La situazione si è presentata subito dopo l’arrivo in aeroporto: la mancata consegna della valigia con gli indumenti destinati alla performance ha generato un’urgenza operativa. A rendere la questione più delicata è stato il tempo limitato, perché l’appuntamento era imminente e la preparazione scenica doveva procedere senza rallentamenti.

Per affrontare la difficoltà, Arisa ha adottato una soluzione creativa e rapida, prendendo spunto da un’idea semplice e istintiva: utilizzare un tessuto recuperato, trasformandolo da semplice elemento domestico in un abito da sera. La logica è stata quella di agire subito, evitando di perdere ulteriore tempo in ricerche e sostituzioni dell’ultimo minuto.

da tovaglia a abito da sera: la trasformazione sartoriale improvvisata

Quando lo smarrimento dei bagagli con gli abiti di scena rischiava di interrompere la preparazione, è stata scelta una via alternativa, collegata all’immaginazione tipica dei giochi: prendere una vecchia tovaglia e convertirla in un capo adeguato al contesto del palco. Questo passaggio ha permesso di mantenere continuità con l’obiettivo del concerto, assicurando la presenza di un abito utilizzabile nonostante l’assenza dei materiali previsti.

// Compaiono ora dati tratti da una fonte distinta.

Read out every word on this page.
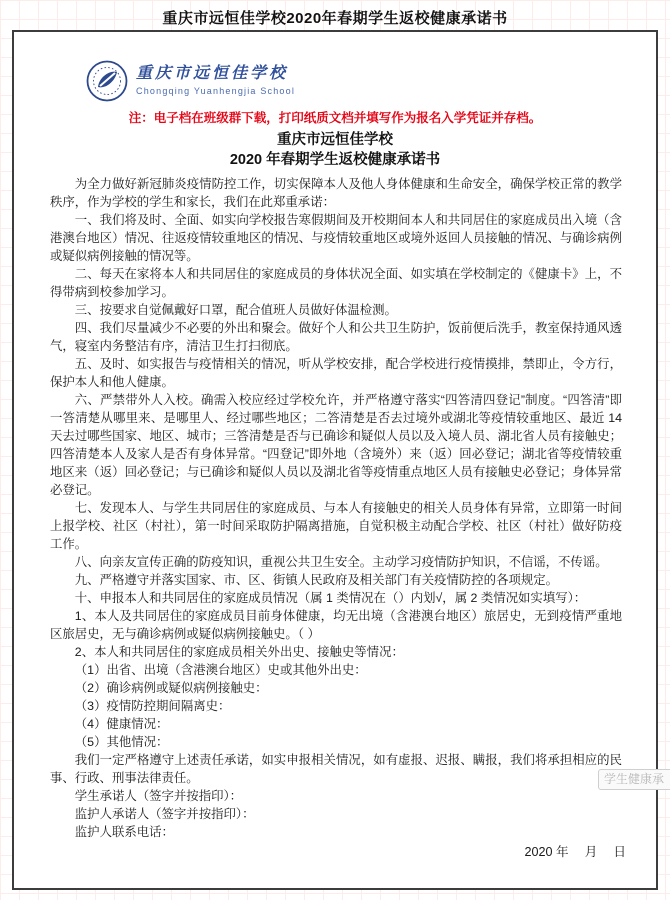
重庆市远恒佳学校2020年春期学生返校健康承诺书
重庆市远恒佳学校
Chongqing Yuanhengjia School
注：电子档在班级群下载，打印纸质文档并填写作为报名入学凭证并存档。
重庆市远恒佳学校
2020 年春期学生返校健康承诺书

为全力做好新冠肺炎疫情防控工作，切实保障本人及他人身体健康和生命安全，确保学校正常的教学秩序，作为学校的学生和家长，我们在此郑重承诺：

一、我们将及时、全面、如实向学校报告寒假期间及开校期间本人和共同居住的家庭成员出入境（含港澳台地区）情况、往返疫情较重地区的情况、与疫情较重地区或境外返回人员接触的情况、与确诊病例或疑似病例接触的情况等。

二、每天在家将本人和共同居住的家庭成员的身体状况全面、如实填在学校制定的《健康卡》上，不得带病到校参加学习。

三、按要求自觉佩戴好口罩，配合值班人员做好体温检测。

四、我们尽量减少不必要的外出和聚会。做好个人和公共卫生防护，饭前便后洗手，教室保持通风透气，寝室内务整洁有序，清洁卫生打扫彻底。

五、及时、如实报告与疫情相关的情况，听从学校安排，配合学校进行疫情摸排，禁即止，令方行，保护本人和他人健康。

六、严禁带外人入校。确需入校应经过学校允许，并严格遵守落实“四答清四登记”制度。“四答清”即一答清楚从哪里来、是哪里人、经过哪些地区；二答清楚是否去过境外或湖北等疫情较重地区、最近 14 天去过哪些国家、地区、城市；三答清楚是否与已确诊和疑似人员以及入境人员、湖北省人员有接触史；四答清楚本人及家人是否有身体异常。“四登记”即外地（含境外）来（返）回必登记；湖北省等疫情较重地区来（返）回必登记；与已确诊和疑似人员以及湖北省等疫情重点地区人员有接触史必登记；身体异常必登记。

七、发现本人、与学生共同居住的家庭成员、与本人有接触史的相关人员身体有异常，立即第一时间上报学校、社区（村社），第一时间采取防护隔离措施，自觉积极主动配合学校、社区（村社）做好防疫工作。

八、向亲友宣传正确的防疫知识，重视公共卫生安全。主动学习疫情防护知识，不信谣，不传谣。

九、严格遵守并落实国家、市、区、街镇人民政府及相关部门有关疫情防控的各项规定。

十、申报本人和共同居住的家庭成员情况（属 1 类情况在（）内划√，属 2 类情况如实填写）：

1、本人及共同居住的家庭成员目前身体健康，均无出境（含港澳台地区）旅居史，无到疫情严重地区旅居史，无与确诊病例或疑似病例接触史。（ ）

2、本人和共同居住的家庭成员相关外出史、接触史等情况：

（1）出省、出境（含港澳台地区）史或其他外出史：

（2）确诊病例或疑似病例接触史：

（3）疫情防控期间隔离史：

（4）健康情况：

（5）其他情况：

我们一定严格遵守上述责任承诺，如实申报相关情况，如有虚报、迟报、瞒报，我们将承担相应的民事、行政、刑事法律责任。

学生承诺人（签字并按指印）：

监护人承诺人（签字并按指印）：

监护人联系电话：

2020 年　 月　 日
学生健康承
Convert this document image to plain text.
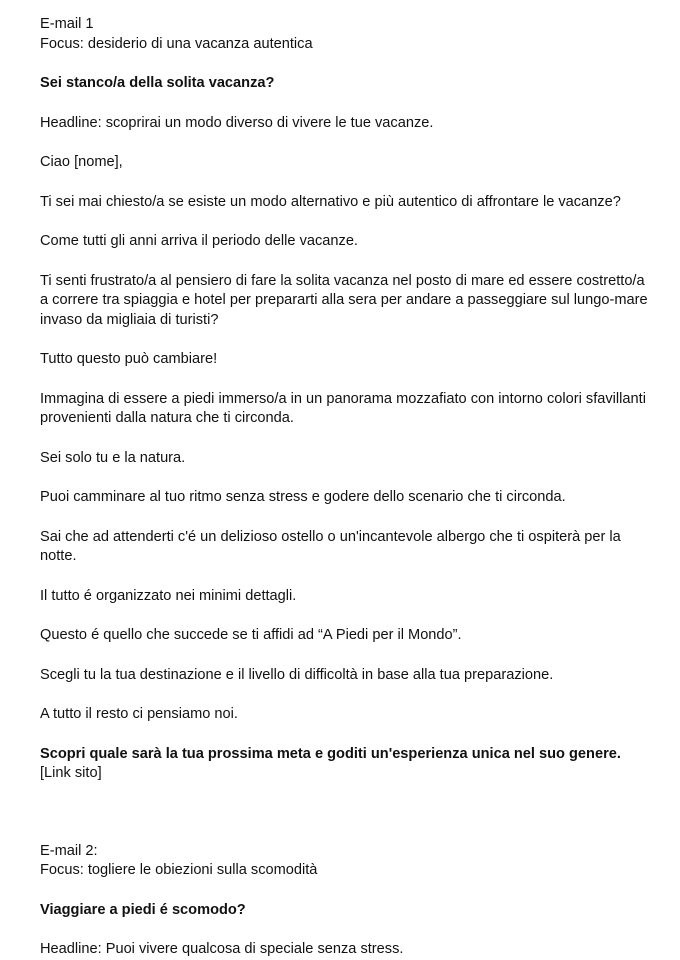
E-mail 1

Focus: desiderio di una vacanza autentica

Sei stanco/a della solita vacanza?

Headline: scoprirai un modo diverso di vivere le tue vacanze.

Ciao [nome],

Ti sei mai chiesto/a se esiste un modo alternativo e più autentico di affrontare le vacanze?

Come tutti gli anni arriva il periodo delle vacanze.

Ti senti frustrato/a al pensiero di fare la solita vacanza nel posto di mare ed essere costretto/a a correre tra spiaggia e hotel per prepararti alla sera per andare a passeggiare sul lungo-mare invaso da migliaia di turisti?

Tutto questo può cambiare!

Immagina di essere a piedi immerso/a in un panorama mozzafiato con intorno colori sfavillanti provenienti dalla natura che ti circonda.

Sei solo tu e la natura.

Puoi camminare al tuo ritmo senza stress e godere dello scenario che ti circonda.

Sai che ad attenderti c'é un delizioso ostello o un'incantevole albergo che ti ospiterà per la notte.

Il tutto é organizzato nei minimi dettagli.

Questo é quello che succede se ti affidi ad “A Piedi per il Mondo”.

Scegli tu la tua destinazione e il livello di difficoltà in base alla tua preparazione.

A tutto il resto ci pensiamo noi.

Scopri quale sarà la tua prossima meta e goditi un'esperienza unica nel suo genere.

[Link sito]

E-mail 2:

Focus: togliere le obiezioni sulla scomodità

Viaggiare a piedi é scomodo?

Headline: Puoi vivere qualcosa di speciale senza stress.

tessuto all’uncinetto e alta moda: l’intervento dello stilista cristiano bargi

Il cambio di programma ha coinvolto anche lo stilista Cristiano Bargi, che ha realizzato in modo improvvisato un abito d’alta moda. Il capo è stato costruito utilizzando un tessuto all’uncinetto, valorizzando la trasformazione del materiale disponibile in una soluzione coerente con l’estetica scenica richiesta.

La scelta di un intervento sartoriale immediato ha consentito di superare l’ostacolo principale creato dallo smarrimento dei bagagli: invece di rinunciare agli elementi di stile funzionali alla performance, l’abito è stato creato e adattato in tempi stretti.

effetto dell’emergenza: mantenere l’allestimento senza rinvii

Nel momento in cui la valigia contenente gli abiti di scena non risulta disponibile, l’urgenza si concentra sulla necessità di non interrompere la preparazione. La combinazione tra idea di recupero e realizzazione sartoriale ha permesso di preservare l’impianto dell’allestimento, arrivando al giorno del concerto con un capo pronto per il contesto esecutivo.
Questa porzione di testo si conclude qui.